It's not lazy to hit the snooze button (on email)
Ever use the snooze button in O365 or Gmail? It may seem lazy—it's a SNOOZE button, after all—but it's becoming a helpful habit for me. If you've never snoozed email before, it lets you hide an email from your inbox until a future time that you choose. When it's time, the email reappears in your inbox, nudging Future You to process it in a timely fashion.
I'm definitely no email productivity guru, and what works for me might not work for you. But I've tried using categories (and labels, stars, folders, and color coding) to flag important messages for follow up, and sorting through the backlog later is so overwhelming. Snoozing an email lets me get it out of sight, out of mind, with a built-in reminder to attend to it soon. This is how the snooze button fits into my system:
- Delete or archive automated notifications or listserv announcements that don't require attention.
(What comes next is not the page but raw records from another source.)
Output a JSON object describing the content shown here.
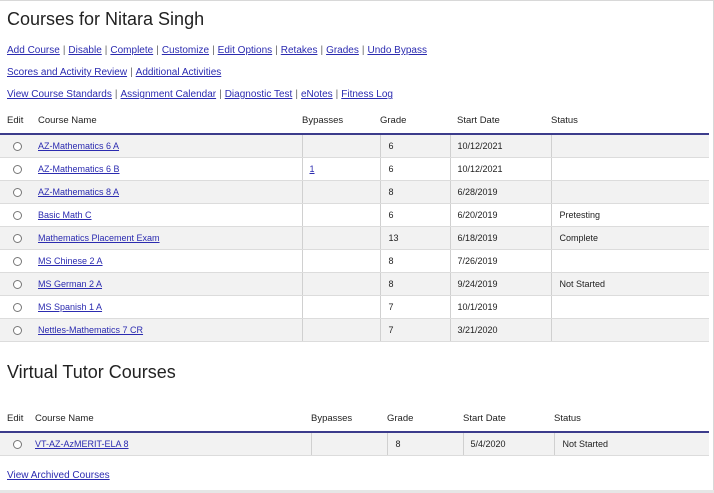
{
  "page": {
    "title": "Courses for Nitara Singh"
  },
  "actions": {
    "row1": [
      "Add Course",
      "Disable",
      "Complete",
      "Customize",
      "Edit Options",
      "Retakes",
      "Grades",
      "Undo Bypass"
    ],
    "row2": [
      "Scores and Activity Review",
      "Additional Activities"
    ],
    "row3": [
      "View Course Standards",
      "Assignment Calendar",
      "Diagnostic Test",
      "eNotes",
      "Fitness Log"
    ]
  },
  "courses": {
    "headers": {
      "edit": "Edit",
      "name": "Course Name",
      "bypasses": "Bypasses",
      "grade": "Grade",
      "start": "Start Date",
      "status": "Status"
    },
    "rows": [
      {
        "name": "AZ-Mathematics 6 A",
        "bypasses": "",
        "grade": "6",
        "start": "10/12/2021",
        "status": ""
      },
      {
        "name": "AZ-Mathematics 6 B",
        "bypasses": "1",
        "grade": "6",
        "start": "10/12/2021",
        "status": ""
      },
      {
        "name": "AZ-Mathematics 8 A",
        "bypasses": "",
        "grade": "8",
        "start": "6/28/2019",
        "status": ""
      },
      {
        "name": "Basic Math C",
        "bypasses": "",
        "grade": "6",
        "start": "6/20/2019",
        "status": "Pretesting"
      },
      {
        "name": "Mathematics Placement Exam",
        "bypasses": "",
        "grade": "13",
        "start": "6/18/2019",
        "status": "Complete"
      },
      {
        "name": "MS Chinese 2 A",
        "bypasses": "",
        "grade": "8",
        "start": "7/26/2019",
        "status": ""
      },
      {
        "name": "MS German 2 A",
        "bypasses": "",
        "grade": "8",
        "start": "9/24/2019",
        "status": "Not Started"
      },
      {
        "name": "MS Spanish 1 A",
        "bypasses": "",
        "grade": "7",
        "start": "10/1/2019",
        "status": ""
      },
      {
        "name": "Nettles-Mathematics 7 CR",
        "bypasses": "",
        "grade": "7",
        "start": "3/21/2020",
        "status": ""
      }
    ]
  },
  "virtual_tutor": {
    "title": "Virtual Tutor Courses",
    "headers": {
      "edit": "Edit",
      "name": "Course Name",
      "bypasses": "Bypasses",
      "grade": "Grade",
      "start": "Start Date",
      "status": "Status"
    },
    "rows": [
      {
        "name": "VT-AZ-AzMERIT-ELA 8",
        "bypasses": "",
        "grade": "8",
        "start": "5/4/2020",
        "status": "Not Started"
      }
    ]
  },
  "footer": {
    "archived_link": "View Archived Courses"
  }
}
- Read anything that looks urgent and respond immediately, or add to the to-do list outside of email.
- Read, reply to, and archive anything that can be dealt with quickly.
- Snooze messages that aren't urgent, but need more than a sentence or two reply, and set them to reappear soon (like after lunch or tomorrow morning). This lets me focus on the immediate to-do list tasks, rather than getting distracted by time-consuming, but lower priority, issues and projects. (And my rule is to only snooze once!)
- Stop looking at email, and concentrate on the to-do list.
With luck, by the time a snoozed message reappears in my inbox, I'm ready to focus on it. I'm more likely to stick to the priorities in my to-do list, and get more done overall. Good thing too, because the emails just keep coming. Happy snoozing!